Nos casos em que a prisão preventiva tem por fundamente o risco de perecimento de provas por conduta inadequada do imputado, nada impede que o juiz oportunize o contraditório e, posteriormente, decida. Pode ser percebido que o maior espaço para exercício do contraditório seria nos casos de pedido de substituição, cumulação ou revogação da prisão preventiva. Assim, “É necessário agora, e perfeitamente possível, que o imputado possa contradizer eventual imputação de descumprimento das condições impostas antes que lhe seja decretada, por exemplo, uma grave prisão preventiva.” (LOPES JR., 2012, p. 578). A não observância deste princípio garantido constitucionalmente pelo artigo 5º, inciso LV, acarretaria a nulidade da substituição, cumulação ou revogação.
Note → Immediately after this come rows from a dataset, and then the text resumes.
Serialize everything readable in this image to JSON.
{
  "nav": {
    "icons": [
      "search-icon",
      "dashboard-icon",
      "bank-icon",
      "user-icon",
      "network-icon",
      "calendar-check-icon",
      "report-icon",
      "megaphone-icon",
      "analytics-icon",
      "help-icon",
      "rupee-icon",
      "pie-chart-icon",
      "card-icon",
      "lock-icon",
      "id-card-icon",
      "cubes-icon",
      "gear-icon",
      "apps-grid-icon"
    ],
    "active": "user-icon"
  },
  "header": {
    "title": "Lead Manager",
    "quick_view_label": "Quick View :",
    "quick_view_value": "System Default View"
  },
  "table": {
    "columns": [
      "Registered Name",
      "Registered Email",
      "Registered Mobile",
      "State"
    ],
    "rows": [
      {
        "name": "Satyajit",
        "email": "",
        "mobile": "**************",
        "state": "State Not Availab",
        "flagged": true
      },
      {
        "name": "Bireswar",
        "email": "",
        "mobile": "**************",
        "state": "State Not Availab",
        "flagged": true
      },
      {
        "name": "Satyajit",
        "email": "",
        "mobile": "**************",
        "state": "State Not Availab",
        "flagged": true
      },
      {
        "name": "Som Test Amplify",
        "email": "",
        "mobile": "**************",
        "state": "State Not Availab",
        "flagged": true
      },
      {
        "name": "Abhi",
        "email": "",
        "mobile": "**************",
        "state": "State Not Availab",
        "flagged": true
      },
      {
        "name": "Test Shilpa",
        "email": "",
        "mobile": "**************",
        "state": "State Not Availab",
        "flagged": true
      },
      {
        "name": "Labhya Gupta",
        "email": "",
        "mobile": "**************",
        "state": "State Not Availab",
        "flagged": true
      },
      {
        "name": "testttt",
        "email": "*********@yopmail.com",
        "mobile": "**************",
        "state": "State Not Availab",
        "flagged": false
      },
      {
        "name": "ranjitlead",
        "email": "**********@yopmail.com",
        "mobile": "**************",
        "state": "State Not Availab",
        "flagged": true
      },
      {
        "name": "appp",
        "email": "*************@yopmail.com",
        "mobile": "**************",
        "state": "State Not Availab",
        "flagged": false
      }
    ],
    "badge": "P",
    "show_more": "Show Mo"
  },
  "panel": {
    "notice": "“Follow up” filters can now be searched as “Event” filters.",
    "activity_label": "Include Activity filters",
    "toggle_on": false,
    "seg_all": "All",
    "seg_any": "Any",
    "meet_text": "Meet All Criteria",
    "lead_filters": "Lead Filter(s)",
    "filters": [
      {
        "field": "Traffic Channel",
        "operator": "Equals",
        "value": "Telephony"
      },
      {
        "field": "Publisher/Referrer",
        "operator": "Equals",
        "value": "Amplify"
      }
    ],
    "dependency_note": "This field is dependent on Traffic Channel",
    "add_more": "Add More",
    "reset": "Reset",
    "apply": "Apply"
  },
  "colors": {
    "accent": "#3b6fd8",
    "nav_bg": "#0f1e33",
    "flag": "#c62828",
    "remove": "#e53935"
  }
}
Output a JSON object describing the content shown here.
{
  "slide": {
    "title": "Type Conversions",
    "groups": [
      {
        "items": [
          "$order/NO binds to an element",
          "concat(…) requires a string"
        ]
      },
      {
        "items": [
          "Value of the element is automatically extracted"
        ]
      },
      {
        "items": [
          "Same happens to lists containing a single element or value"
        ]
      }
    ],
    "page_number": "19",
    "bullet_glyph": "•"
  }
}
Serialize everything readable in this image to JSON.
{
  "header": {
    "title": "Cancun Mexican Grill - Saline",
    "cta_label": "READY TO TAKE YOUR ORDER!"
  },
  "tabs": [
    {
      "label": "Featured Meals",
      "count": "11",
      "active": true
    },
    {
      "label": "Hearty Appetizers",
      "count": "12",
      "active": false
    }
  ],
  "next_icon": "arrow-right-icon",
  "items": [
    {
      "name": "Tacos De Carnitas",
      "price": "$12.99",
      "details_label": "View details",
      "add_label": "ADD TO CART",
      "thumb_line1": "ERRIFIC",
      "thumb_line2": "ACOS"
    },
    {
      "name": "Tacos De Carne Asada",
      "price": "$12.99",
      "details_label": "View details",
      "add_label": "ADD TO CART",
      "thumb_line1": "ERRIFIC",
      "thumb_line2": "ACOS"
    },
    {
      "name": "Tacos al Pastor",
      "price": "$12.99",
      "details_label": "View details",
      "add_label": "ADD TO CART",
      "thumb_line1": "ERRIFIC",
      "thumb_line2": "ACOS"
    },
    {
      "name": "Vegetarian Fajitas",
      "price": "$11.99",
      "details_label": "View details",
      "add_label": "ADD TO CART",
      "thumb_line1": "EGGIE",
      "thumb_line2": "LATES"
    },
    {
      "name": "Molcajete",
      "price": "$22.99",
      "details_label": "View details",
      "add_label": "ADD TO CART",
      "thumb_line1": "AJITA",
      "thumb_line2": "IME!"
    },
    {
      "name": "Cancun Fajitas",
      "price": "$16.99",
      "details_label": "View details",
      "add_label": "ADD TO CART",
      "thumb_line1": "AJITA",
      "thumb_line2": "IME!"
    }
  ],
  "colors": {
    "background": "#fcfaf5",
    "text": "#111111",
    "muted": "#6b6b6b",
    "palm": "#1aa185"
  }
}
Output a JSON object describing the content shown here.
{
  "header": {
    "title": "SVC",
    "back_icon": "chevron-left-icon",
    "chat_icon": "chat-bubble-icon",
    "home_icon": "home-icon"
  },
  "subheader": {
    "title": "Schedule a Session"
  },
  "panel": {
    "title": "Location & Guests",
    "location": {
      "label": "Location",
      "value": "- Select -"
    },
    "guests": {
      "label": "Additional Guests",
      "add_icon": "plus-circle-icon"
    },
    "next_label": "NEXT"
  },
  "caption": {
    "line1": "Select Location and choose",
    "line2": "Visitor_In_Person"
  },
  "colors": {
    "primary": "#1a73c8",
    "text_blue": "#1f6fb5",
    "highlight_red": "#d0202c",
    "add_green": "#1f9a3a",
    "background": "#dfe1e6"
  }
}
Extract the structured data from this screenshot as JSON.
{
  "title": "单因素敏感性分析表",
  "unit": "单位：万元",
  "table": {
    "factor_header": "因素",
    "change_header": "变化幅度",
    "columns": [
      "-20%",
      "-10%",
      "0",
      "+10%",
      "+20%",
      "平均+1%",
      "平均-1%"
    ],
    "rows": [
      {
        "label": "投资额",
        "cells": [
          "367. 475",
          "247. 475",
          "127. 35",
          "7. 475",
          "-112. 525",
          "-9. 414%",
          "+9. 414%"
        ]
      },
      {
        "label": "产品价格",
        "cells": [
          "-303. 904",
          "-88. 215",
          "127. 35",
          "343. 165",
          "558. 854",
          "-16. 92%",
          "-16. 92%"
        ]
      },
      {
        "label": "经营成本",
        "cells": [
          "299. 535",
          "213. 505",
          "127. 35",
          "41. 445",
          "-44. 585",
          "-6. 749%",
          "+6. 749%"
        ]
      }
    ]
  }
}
Tendo e vista que as prisões cautelares tutelam situações fáticas, portanto, situacionais, quando desaparece o suporte fático, desaparece com ele a legitimidade da medida, sendo este o terceiro princípio, a provisionalidade. O fumus commissi delicti e periculum libertatis, são, respectivamente, requisito e fundamento para a decretação e manutenção das prisões cautelares, não se verificando a existência destes no curso da medida cautelar, a imediata soltura do imputado se impõe (LOPES JR., 2012), já que ela perde sua funcionalidade na dinâmica processual, devendo retornar ao status quo ante por se apresentar excessiva (GIACOMOLLI, 2013).

Nesse mesmo sentido, Lopes Jr. (2012, p. 579) aduz que o desprezo ao princípio da provisionalidade leva a uma prisão ilegal com “[...] indevida apropriação do tempo do imputado.”

A pluralidade de medidas cautelares trazidas pelo Código de Processo Penal permite uma maior fluidez ao juiz no trato destas, estando autorizada a substituição de medidas por outras mais brandas ou mais graves, conforme a situação fática, estando consagrado no artigo 282, §§ 4º e 5º do CP.